Son muchos los sectores que se han pronunciado a favor de una Constituyente y algunos de ellos cuentan con poderosas maquinarias electorales que podrían garantizarles una posición de privilegio si ésta llegase a ser convocada: el uribismo, las Farc, los fundamentalistas religiosos y la derecha e izquierda radicales podrían ser los grandes electores de la Asamblea. Así, la nueva estructura política, administrativa, judicial y los valores democráticos del país, surgirían de una coalición de sectores extremos. Diferente a lo ocurrido en 1991, cuando la corriente mayoritaria en la Constituyente era de orden liberal y progresista, contribuyendo a la modernización del país, el panorama de polarización actual que afronta Colombia nos pondría ante un escenario político completamente regresivo.

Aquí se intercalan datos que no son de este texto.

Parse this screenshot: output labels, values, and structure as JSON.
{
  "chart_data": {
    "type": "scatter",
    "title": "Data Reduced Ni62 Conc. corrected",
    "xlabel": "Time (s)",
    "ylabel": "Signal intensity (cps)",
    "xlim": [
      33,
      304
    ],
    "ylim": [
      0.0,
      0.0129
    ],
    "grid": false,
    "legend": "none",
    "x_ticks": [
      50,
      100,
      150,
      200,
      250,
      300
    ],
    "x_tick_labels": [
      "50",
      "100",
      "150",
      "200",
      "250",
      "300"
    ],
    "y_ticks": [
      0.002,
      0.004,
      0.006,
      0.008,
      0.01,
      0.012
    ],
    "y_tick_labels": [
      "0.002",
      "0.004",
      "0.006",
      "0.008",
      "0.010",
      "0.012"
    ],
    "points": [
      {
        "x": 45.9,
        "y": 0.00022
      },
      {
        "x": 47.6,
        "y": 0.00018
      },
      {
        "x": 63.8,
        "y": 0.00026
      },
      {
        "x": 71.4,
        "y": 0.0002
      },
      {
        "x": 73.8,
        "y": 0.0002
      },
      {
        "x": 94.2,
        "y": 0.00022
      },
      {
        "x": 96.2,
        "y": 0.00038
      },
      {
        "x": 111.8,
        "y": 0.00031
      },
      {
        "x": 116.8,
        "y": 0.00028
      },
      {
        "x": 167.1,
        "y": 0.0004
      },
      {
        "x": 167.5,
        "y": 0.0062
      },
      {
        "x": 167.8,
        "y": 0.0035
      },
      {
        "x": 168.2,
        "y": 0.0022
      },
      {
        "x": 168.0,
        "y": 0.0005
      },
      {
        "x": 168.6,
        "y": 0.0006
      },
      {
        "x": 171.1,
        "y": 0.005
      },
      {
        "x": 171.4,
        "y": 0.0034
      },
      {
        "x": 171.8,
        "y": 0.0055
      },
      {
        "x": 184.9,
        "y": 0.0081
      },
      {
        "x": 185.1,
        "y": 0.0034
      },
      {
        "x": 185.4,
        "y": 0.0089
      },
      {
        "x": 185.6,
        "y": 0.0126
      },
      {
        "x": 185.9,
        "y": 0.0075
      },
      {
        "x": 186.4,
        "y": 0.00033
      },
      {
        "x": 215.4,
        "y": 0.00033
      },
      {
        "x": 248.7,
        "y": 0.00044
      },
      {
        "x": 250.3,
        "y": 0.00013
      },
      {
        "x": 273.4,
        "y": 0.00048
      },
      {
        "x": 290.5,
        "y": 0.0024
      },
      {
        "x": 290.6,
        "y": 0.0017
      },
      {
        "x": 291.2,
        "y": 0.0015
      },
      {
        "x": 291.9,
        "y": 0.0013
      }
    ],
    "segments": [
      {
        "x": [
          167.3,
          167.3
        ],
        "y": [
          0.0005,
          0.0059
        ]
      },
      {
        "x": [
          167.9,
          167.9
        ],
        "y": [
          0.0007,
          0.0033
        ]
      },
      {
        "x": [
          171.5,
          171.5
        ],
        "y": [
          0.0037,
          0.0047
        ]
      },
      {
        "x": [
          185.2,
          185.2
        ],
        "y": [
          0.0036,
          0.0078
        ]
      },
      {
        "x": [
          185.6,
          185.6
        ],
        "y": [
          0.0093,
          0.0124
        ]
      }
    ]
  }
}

Algunos actores políticos han propuesto el convocar a una Asamblea Constituyente pero limitando sus facultades sólo para reformar la justicia. Olvidan que, una vez elegida por el pueblo, la Asamblea tendría facultades omnímodas y, sin importar qué diga la ley que la convoque, ésta podría entrar a revisar y modificar cualquier detalle en la estructura del Estado, llegando incluso hasta los derechos fundamentales. Temas que no son del agrado de muchos sectores tales como la prohibición de la reelección, el acuerdo de paz, el reconocimiento de los derechos sexuales y reproductivos de las mujeres, los derechos de los homosexuales, entre otros tantos, podrían ser replanteados. Hay razones para temer lo peor.
Ningún cambio constitucional erradicará la corrupción, pero es absolutamente cierto que la justicia debe reformarse y también deben hacerse modificaciones puntuales a las otras ramas del poder público en búsqueda de un equilibrio institucional que permita “reducir la corrupción a sus justas proporciones”, en palabras del célebre e incomprendido Julio Cesar Turbay. No obstante, el convocar a una Constituyente en este momento histórico podría derivar en que el remedio fuese peor que la enfermedad, abriendo la puerta incluso a la reelección indefinida de quien muchos consideran un mesías: Alvaro Uribe Velez. Es conveniente esperar a que se termine la implementación del acuerdo de paz y a que se normalicen los ánimos exacerbados de los diversos sectores políticos antes de pensar en barajar nuevamente toda la estructura del Estado.
“Ser colombiano es un acto de fe”, dijo sabiamente Jorge Luis Borges. Es hora de ponerlo a prueba y esperar que nuestros líderes políticos encuentren la sensatez de la que normalmente carecen antes de llevarnos por el precipicio de la total incertidumbre.